Oil prices surged back towards their highest levels in more than a year with Brent trading up 5 per cent above $67 per barrel

Our Bureau, Agencies Moscow, Dubai Published 05.03.21, 01:58 AM
Representational image.

Representational image. Shutterstock

Members of oil producer cartel Opec and allied countries have agreed to leave most of their existing oil production cuts in place as the spread of new coronavirus variants prolongs concerns about economic weakness.

Opec countries led by Saudi Arabia joined with non-members led by Russia to reach the deal in an online meeting on Thursday. Most significantly, one million barrels per day in voluntary cuts from Saudi Arabia will remain in place at least through April.


“We are not in a hurry to bring it forward ... We are cautious,” Saudi Arabia energy minister Prince Abdulaziz bin Salman told a news conference after a meeting of OPEC+ ministers, adding that Saudi Arabia would decide when to end its voluntary cut “at our time, at our convenience”. Oil prices surged back towards their highest levels in more than a year with Brent trading up 5 per cent above $67 per barrel.

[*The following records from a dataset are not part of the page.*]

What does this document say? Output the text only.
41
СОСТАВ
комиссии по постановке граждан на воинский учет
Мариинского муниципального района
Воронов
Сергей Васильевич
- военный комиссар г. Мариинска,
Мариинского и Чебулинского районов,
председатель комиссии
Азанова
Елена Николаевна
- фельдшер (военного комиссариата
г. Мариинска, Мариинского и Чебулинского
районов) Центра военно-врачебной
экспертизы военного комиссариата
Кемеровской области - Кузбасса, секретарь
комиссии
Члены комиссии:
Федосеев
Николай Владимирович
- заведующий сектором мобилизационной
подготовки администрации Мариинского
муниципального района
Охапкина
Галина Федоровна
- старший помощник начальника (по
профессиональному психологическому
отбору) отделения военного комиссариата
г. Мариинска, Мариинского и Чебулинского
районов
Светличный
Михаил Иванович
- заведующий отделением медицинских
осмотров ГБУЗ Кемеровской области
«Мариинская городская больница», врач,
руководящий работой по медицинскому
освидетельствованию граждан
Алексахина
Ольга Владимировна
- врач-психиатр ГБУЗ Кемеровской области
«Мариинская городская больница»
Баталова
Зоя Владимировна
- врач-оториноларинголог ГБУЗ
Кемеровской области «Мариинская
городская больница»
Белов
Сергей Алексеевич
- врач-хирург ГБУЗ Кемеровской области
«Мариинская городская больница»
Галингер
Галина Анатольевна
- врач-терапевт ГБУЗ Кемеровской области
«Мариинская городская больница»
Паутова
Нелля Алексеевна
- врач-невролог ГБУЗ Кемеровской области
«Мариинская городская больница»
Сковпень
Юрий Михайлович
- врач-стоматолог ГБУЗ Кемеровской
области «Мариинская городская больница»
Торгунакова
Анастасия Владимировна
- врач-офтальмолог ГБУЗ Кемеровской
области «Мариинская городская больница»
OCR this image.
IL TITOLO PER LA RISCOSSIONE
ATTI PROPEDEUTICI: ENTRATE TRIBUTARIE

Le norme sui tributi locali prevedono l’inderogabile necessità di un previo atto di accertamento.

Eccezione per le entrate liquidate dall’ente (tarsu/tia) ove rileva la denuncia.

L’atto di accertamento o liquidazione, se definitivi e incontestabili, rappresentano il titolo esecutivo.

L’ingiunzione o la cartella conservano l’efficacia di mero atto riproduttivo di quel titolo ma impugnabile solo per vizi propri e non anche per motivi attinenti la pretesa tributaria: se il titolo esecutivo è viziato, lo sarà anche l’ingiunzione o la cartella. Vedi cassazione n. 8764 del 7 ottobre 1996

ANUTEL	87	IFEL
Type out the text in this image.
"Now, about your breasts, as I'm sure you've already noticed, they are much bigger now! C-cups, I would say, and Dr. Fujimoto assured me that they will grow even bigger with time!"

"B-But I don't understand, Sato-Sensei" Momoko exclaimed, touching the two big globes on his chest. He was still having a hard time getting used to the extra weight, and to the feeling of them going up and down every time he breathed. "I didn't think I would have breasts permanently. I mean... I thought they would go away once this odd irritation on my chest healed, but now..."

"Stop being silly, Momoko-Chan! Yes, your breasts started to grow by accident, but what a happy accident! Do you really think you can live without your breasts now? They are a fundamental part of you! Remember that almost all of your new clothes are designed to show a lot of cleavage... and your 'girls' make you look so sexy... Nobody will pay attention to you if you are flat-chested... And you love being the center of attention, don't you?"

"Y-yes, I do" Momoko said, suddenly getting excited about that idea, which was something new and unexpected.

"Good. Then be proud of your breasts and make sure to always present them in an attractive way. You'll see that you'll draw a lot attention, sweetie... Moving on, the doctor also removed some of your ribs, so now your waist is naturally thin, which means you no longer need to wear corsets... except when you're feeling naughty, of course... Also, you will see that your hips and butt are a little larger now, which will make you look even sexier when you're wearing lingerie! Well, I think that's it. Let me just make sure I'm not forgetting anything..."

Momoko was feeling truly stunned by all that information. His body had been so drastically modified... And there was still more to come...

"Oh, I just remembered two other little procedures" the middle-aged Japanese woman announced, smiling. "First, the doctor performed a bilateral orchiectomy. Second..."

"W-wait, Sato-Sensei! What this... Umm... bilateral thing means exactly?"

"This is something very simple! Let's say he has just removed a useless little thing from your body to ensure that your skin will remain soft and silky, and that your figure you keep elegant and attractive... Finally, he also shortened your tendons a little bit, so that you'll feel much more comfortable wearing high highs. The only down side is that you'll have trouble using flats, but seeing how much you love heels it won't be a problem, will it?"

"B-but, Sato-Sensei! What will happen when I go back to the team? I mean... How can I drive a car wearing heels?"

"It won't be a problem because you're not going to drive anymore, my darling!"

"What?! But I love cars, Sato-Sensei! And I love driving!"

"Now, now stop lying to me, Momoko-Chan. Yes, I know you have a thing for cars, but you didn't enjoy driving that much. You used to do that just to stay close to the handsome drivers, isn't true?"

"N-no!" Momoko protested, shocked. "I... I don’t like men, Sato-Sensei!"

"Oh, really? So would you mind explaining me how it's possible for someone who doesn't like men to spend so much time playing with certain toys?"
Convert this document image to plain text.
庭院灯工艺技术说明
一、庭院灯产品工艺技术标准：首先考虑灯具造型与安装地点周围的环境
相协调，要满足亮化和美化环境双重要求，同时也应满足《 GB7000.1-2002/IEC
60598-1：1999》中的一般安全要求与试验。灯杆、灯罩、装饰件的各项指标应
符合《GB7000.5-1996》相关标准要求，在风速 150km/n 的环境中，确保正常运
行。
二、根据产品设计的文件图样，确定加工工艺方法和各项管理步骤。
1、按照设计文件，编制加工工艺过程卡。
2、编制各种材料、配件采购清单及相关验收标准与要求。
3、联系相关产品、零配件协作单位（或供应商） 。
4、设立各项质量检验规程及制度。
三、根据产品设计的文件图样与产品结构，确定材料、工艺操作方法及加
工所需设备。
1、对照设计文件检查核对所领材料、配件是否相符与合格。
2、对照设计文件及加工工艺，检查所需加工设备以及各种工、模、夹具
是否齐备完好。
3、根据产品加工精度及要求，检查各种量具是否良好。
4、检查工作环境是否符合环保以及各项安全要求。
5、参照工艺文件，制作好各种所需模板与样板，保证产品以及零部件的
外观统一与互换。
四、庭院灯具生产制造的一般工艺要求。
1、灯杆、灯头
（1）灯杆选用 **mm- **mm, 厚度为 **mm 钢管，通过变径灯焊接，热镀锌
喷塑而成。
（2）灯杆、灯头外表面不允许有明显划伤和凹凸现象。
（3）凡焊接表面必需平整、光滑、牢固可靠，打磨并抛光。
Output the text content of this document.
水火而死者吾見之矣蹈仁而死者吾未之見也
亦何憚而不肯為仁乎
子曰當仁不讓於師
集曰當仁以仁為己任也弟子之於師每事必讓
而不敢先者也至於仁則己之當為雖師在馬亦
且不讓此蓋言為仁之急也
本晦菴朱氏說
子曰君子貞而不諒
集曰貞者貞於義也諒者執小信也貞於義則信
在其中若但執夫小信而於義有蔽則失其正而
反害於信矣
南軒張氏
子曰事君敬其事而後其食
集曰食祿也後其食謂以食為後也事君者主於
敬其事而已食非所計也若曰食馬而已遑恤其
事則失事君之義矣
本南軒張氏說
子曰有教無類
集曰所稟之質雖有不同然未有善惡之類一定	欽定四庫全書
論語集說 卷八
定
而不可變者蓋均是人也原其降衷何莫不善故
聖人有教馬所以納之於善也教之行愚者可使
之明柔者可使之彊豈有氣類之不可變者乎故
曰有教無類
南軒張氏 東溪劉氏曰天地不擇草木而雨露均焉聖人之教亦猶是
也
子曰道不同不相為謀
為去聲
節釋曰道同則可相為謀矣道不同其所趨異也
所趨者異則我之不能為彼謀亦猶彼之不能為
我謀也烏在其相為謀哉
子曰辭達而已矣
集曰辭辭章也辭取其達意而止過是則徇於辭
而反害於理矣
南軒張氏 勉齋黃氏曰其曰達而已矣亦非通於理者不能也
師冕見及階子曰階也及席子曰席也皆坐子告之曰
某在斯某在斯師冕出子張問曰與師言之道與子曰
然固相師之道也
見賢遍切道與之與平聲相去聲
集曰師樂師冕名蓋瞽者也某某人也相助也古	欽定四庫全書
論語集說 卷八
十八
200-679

A surge in crude is likely to make petrol and diesel more costly in India, unless the Modi-government reduces the excise duty on the fuels. With elections to four states round the corner, including Bengal, the ruling BJP at the Centre just may bite the bullet and cut taxes to prevent a voter backlash.

India mulls alternatives

Oil minister Dharmendra Pradhan said Opec was not reciprocating to India's approval to an output cut by the cartel during the pandemic as a gesture of support to shore up the sagging oil prices . He said India would be forced to look for alternative energy if “it is pushed to the wall”.

“During May 2020, demand (for fuels) had collapsed in the market and a country like India was supportive of production cuts in those days. The producers, especially Opec, had assured us that by the beginning of 2021, demand will be coming back and production will be as usual,” Pradhan said on Thursday.

“But I am sorry to say, the production is yet to be normal by this time, going by what they have promised,” he said, adding, “this is happening when there is a demand normalcy around the globe, especially in Asia.”

Case for fuel in GST

Petrol price can go down to Rs 75 a litre across the country if brought under the ambit of the GST, but there is a lack of political will, economists at SBI said.

Diesel will come at Rs 68 a litre and the revenue loss for the Centre and states will be only Rs 1 lakh crore or 0.4 per cent of GDP, according to the economists . The calculations were made under the assumption of crude prices at $60 a barrel and exchange rate at Rs 73 per dollar.